3-Dava konusu bir kısım eşya dava sırasında 19.01.2009 tarihinde davacıya teslim edildiği halde bu eşyalar yönünden davanın konusuz kaldığı gözetilmeden yazılı şekilde tüm eşyalar için isteğin reddi ile davalı lehine vekalet ücreti takdiri doğru görülmemiştir.
4-Davacı kadının maddi tazminat talebi Türk Medeni Kanununun 174/1.maddesinden kaynaklanmakta olup, bu konuda olumlu ya da olumsuz bir karar vermek gerekirken, maddi tazminatın masraflara yönelik olduğu kabul edilip bu dosyadan tefrik edilmesine karar verilmesi usul ve yasaya aykırıdır…)

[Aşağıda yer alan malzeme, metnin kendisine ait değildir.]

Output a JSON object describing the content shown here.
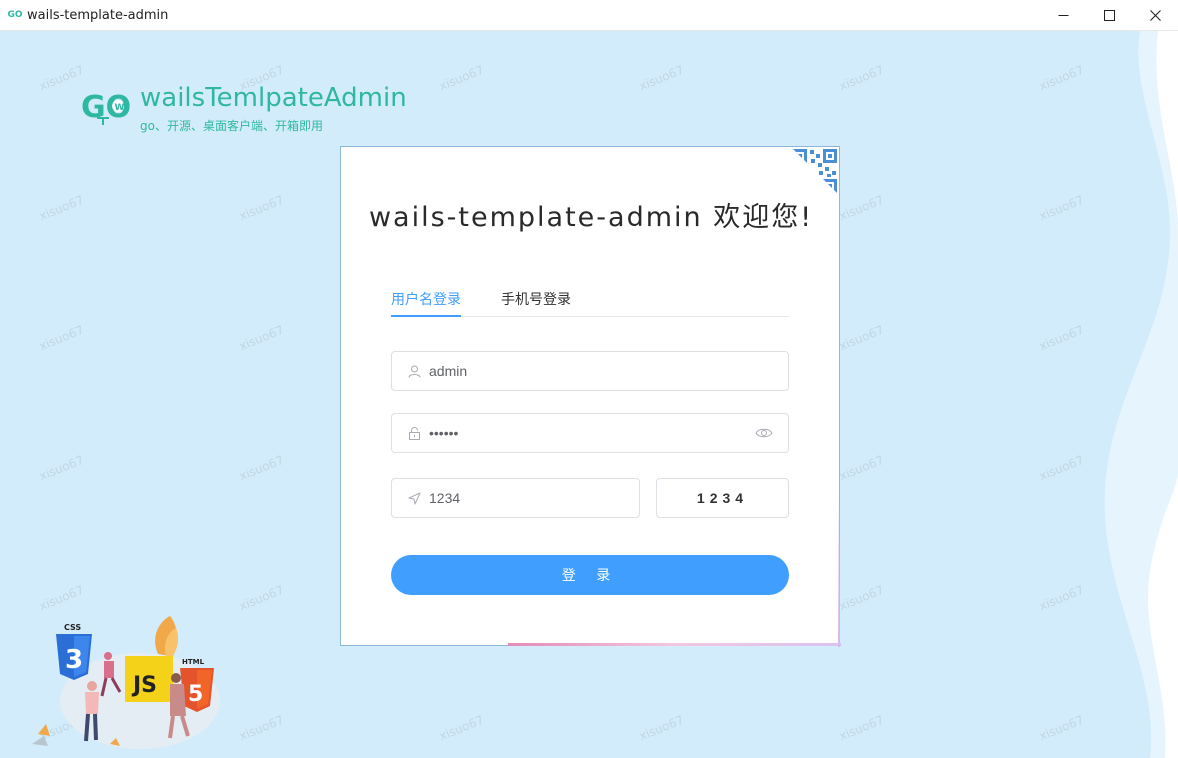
{
  "window": {
    "title": "wails-template-admin",
    "icon_text": "GO"
  },
  "brand": {
    "name": "wailsTemlpateAdmin",
    "subtitle": "go、开源、桌面客户端、开箱即用"
  },
  "watermark": "xisuo67",
  "login": {
    "title": "wails-template-admin 欢迎您!",
    "tabs": [
      {
        "label": "用户名登录",
        "active": true
      },
      {
        "label": "手机号登录",
        "active": false
      }
    ],
    "username": {
      "value": "admin",
      "icon": "user-icon"
    },
    "password": {
      "value": "••••••",
      "icon": "lock-icon",
      "toggle_icon": "eye-icon"
    },
    "captcha_input": {
      "value": "1234",
      "icon": "navigation-icon"
    },
    "captcha_image_text": "1234",
    "submit_label": "登 录"
  },
  "illustration": {
    "badges": [
      "CSS",
      "JS",
      "HTML"
    ]
  },
  "colors": {
    "accent": "#409eff",
    "brand": "#2fb7a4",
    "background": "#d3ecfb"
  }
}
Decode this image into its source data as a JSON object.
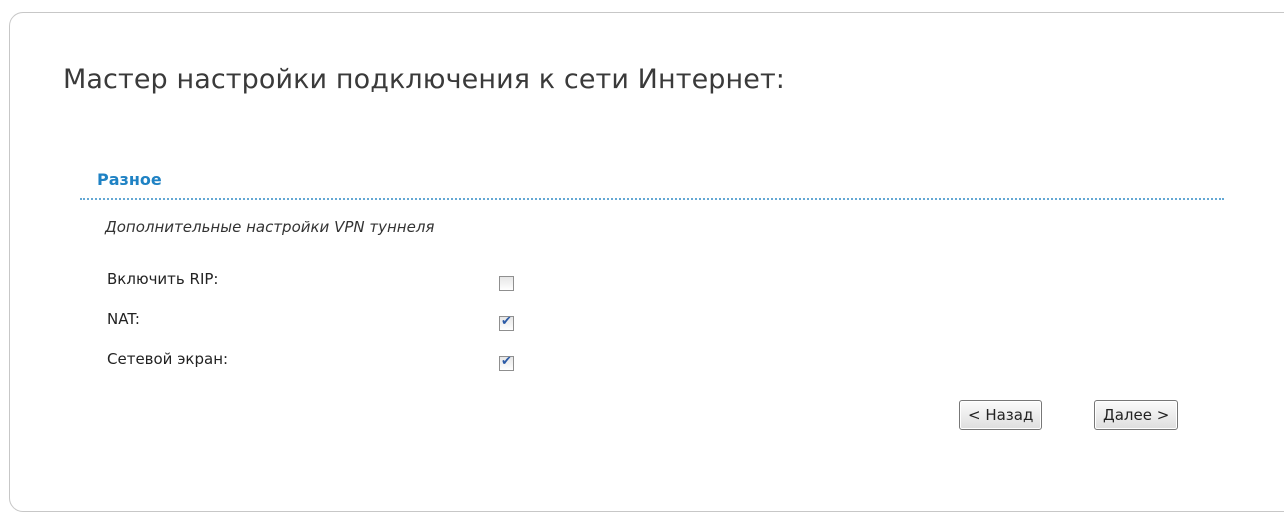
{
  "wizard": {
    "title": "Мастер настройки подключения к сети Интернет:"
  },
  "section": {
    "title": "Разное",
    "description": "Дополнительные настройки VPN туннеля",
    "fields": [
      {
        "label": "Включить RIP:",
        "checked": false
      },
      {
        "label": "NAT:",
        "checked": true
      },
      {
        "label": "Сетевой экран:",
        "checked": true
      }
    ]
  },
  "buttons": {
    "back_label": "< Назад",
    "next_label": "Далее >"
  },
  "icons": {
    "checkmark": "checkmark-icon"
  },
  "colors": {
    "section_title": "#1f82c4",
    "divider": "#64a8d4",
    "check": "#2b5aa6"
  }
}
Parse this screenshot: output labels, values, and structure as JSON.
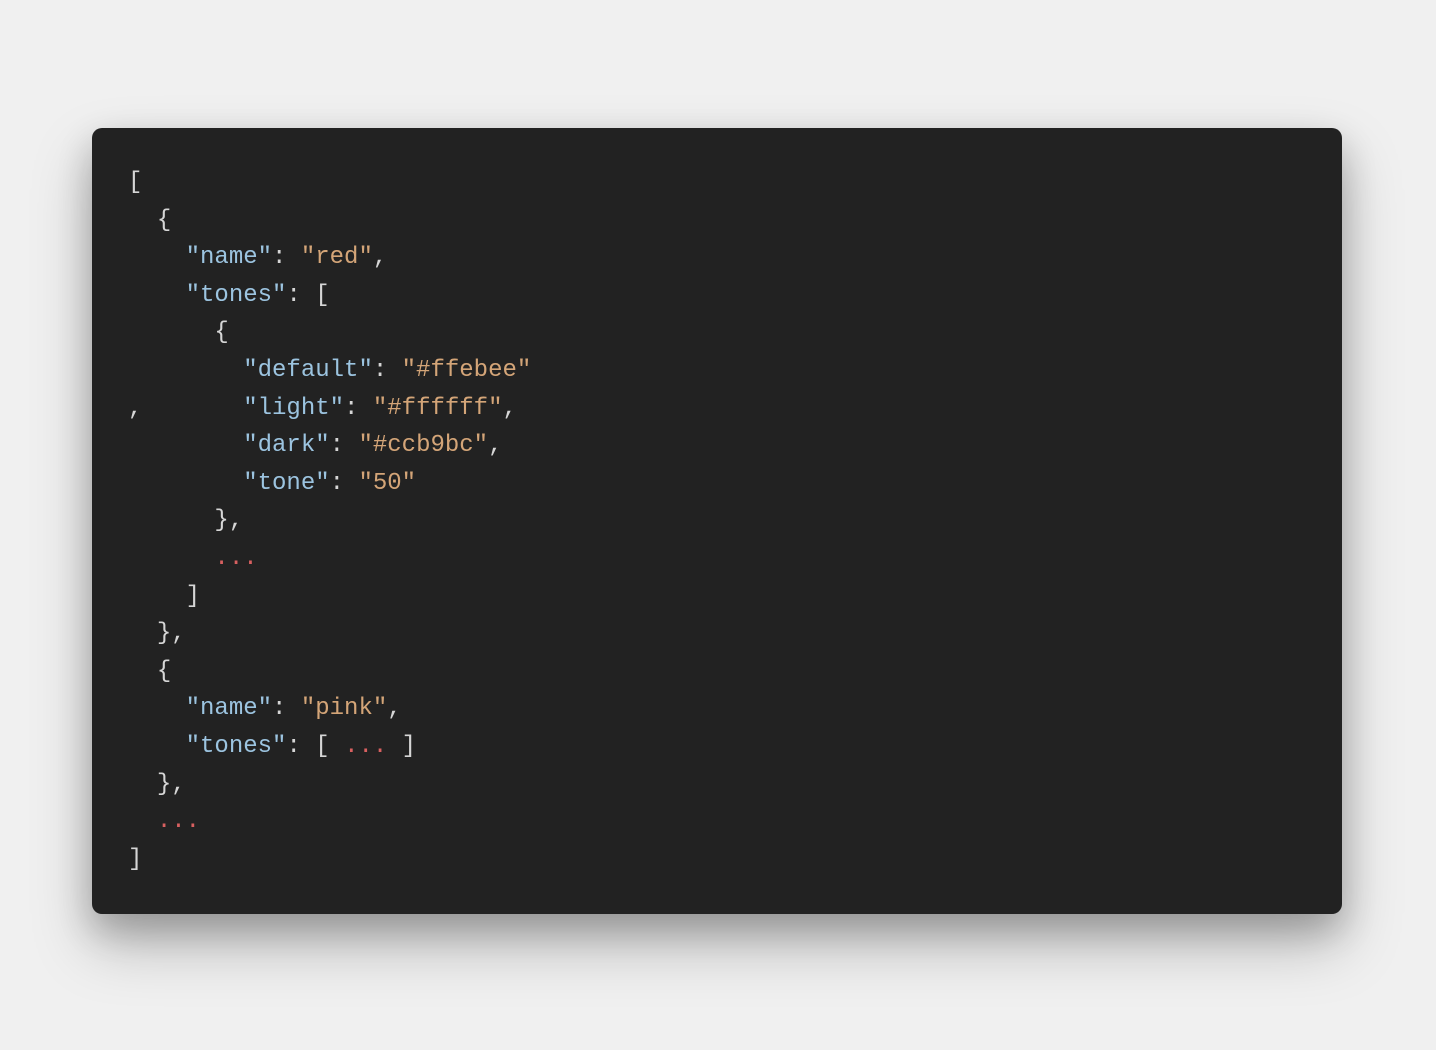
{
  "code": {
    "line1": "[",
    "line2_indent": "  ",
    "line2_brace": "{",
    "line3_indent": "    ",
    "line3_key": "\"name\"",
    "line3_colon": ": ",
    "line3_val": "\"red\"",
    "line3_comma": ",",
    "line4_indent": "    ",
    "line4_key": "\"tones\"",
    "line4_colon": ": ",
    "line4_bracket": "[",
    "line5_indent": "      ",
    "line5_brace": "{",
    "line6_indent": "        ",
    "line6_key": "\"default\"",
    "line6_colon": ": ",
    "line6_val": "\"#ffebee\"",
    "line7_comma": ",       ",
    "line7_key": "\"light\"",
    "line7_colon": ": ",
    "line7_val": "\"#ffffff\"",
    "line7_trailcomma": ",",
    "line8_indent": "        ",
    "line8_key": "\"dark\"",
    "line8_colon": ": ",
    "line8_val": "\"#ccb9bc\"",
    "line8_comma": ",",
    "line9_indent": "        ",
    "line9_key": "\"tone\"",
    "line9_colon": ": ",
    "line9_val": "\"50\"",
    "line10_indent": "      ",
    "line10_brace": "},",
    "line11_indent": "      ",
    "line11_ellipsis": "...",
    "line12_indent": "    ",
    "line12_bracket": "]",
    "line13_indent": "  ",
    "line13_brace": "},",
    "line14_indent": "  ",
    "line14_brace": "{",
    "line15_indent": "    ",
    "line15_key": "\"name\"",
    "line15_colon": ": ",
    "line15_val": "\"pink\"",
    "line15_comma": ",",
    "line16_indent": "    ",
    "line16_key": "\"tones\"",
    "line16_colon": ": ",
    "line16_open": "[ ",
    "line16_ellipsis": "...",
    "line16_close": " ]",
    "line17_indent": "  ",
    "line17_brace": "},",
    "line18_indent": "  ",
    "line18_ellipsis": "...",
    "line19": "]"
  }
}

gerekçesiyle bozularak dosya yerine geri çevrilmekle, yeniden yapılan yargılama sonunda, mahkemece önceki kararda direnilmiştir.
TEMYİZ EDEN: Davalı vekili
HUKUK GENEL KURULU KARARI
Hukuk Genel Kurulu’nca incelenerek direnme kararının süresinde temyiz edildiği anlaşıldıktan ve dosyadaki kağıtlar okunduktan sonra gereği görüşüldü:
Dava, boşanma, velayet, nafaka ile maddi ve manevi tazminat istemlerine ilişkindir.
Davacı vekili dava dilekçesinde özetle, davalı kocanın evlilik birliğinin gereklerini yerine getirmediğini, alkol alışkanlığı ve başka kadınlarla ilişkileri nedeniyle uygunsuz hayat yaşadığı ve bu uygunsuz hayat nedeniyle yakalandığı hastalığı davacı karısına bulaştırdığını, tarafların bu nedenle ayrılmalarının zorunlu hale geldiğini beyanla tarafların boşanmaları ile müşterek çocukların velayetinin davacıya verilmesini, davacının yaşadığı ruhsal travma nedeniyle 100.000 TL manevi tazminata ve davacının ömür boyu sürecek tedavisi nedeniyle 100.000 TL maddi tazminata hükmedilmesini talep ve dava etmiştir.
Davalı vekili cevap dilekçesinde özetle, sürekli alkol aldığı iddiasının doğru olmadığını, tek seferlik hatası nedeniyle hastalık kaptığını ve bilmeden davacıya bulaştırdığını ancak davacının gerekli tedaviyi gördüğünü, bundan sonra sadece periyodik kontrol gerektiğini, davacının evi kendi isteği ile terk ettiğini, tazminat taleplerinin fahiş olduğunu ve geliri bulunmayan davacıya velayet verilmesinin doğru olmadığını belirterek davanın reddini savunmuştur.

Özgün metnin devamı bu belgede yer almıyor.